The fifties became the sixties, and Fanon was on the ground while Algerian FLN rebels clashed with a dying French regime. In hospitals he saw both French and Algerians pouring in, carved up by the assorted shrapnel of war. For his Algerian patients, it was often the lasting trauma of torture, and for the French it was often remorse which dug the deepest wound. He saw French civilians and soldiers crushed by the realization that, in helping their nation gain another piece of empire, they had lost their own mind. It might seem, in this setting that violence begets violence, creating an endless cycle of madness. But insanity was a pre-existing condition of colonial life, and the cycle was fundamentally colored by a power struggle: colonization, in reality, induces resistance.

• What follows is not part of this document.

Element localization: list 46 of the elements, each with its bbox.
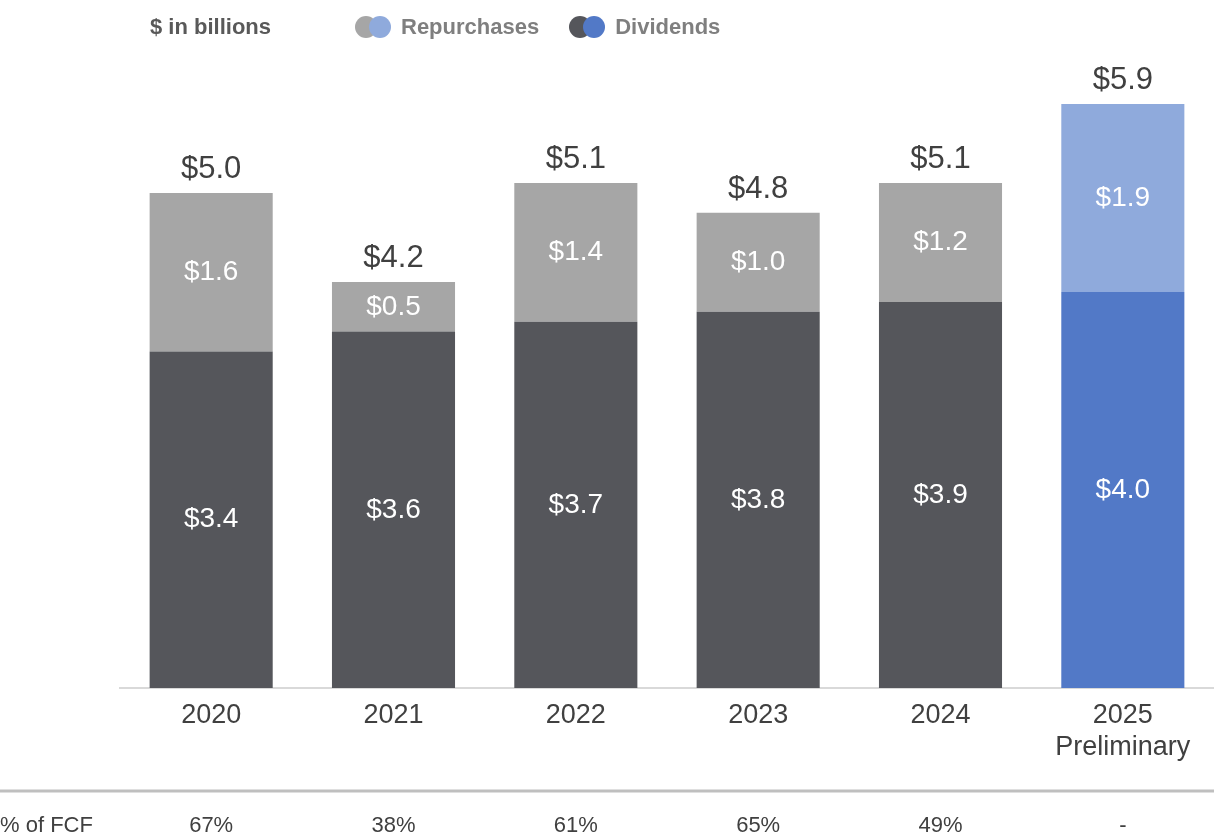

And still, those who blindly apply a theory of violence to any and all struggles make the same error as the resolute pacifist. Fanon failed to address the fact that all struggles happen in different moments, and up against different technologies of power. It is foolish to universalize pacifism just because Ghandi used nonviolence to unseat the British in 1947. To automatically cut and paste Fanon’s discourse of violence into any contemporary power struggle is equally reckless. Violence worked for the FLN in 1962, and the French left Algeria when the cost of retaining rule outweighed its benefits. But that doesn’t presuppose, for example, that Palestinian resistance to Israeli colonialism must take violent form, especially if such strategies fail to distinguish Israeli civilians from the Israeli military and the settlers they protect.

Ultimately, Fanon overstates his case and ignores the particularities of geography and moment by professing that decolonization will always be violent. And yet, he deals a devastating blow to “moderates” of the West, the breed of soft-imperialists who today wave the flaming rag of Gandhi while arguing that colonized groups must not ever take up arms. Violence, when carried out from below, upsets their stomach, as well as their fine-tuned, though tuned-out, “rational” sensibilities. Fanon has no time for these self-righteous demands on the methods of the oppressed, nor should we.

Because strategies for imperialism have not simply died off as French and British colonialism gave way to a new global order, Fanon remains entirely relevant. We must not rule out violence for those upon whom the boot domination rests most firmly. The debate over methods is important, but must be grounded in empathy and solidarity with those who are fighting to attain their livelihood and retain stolen dignity.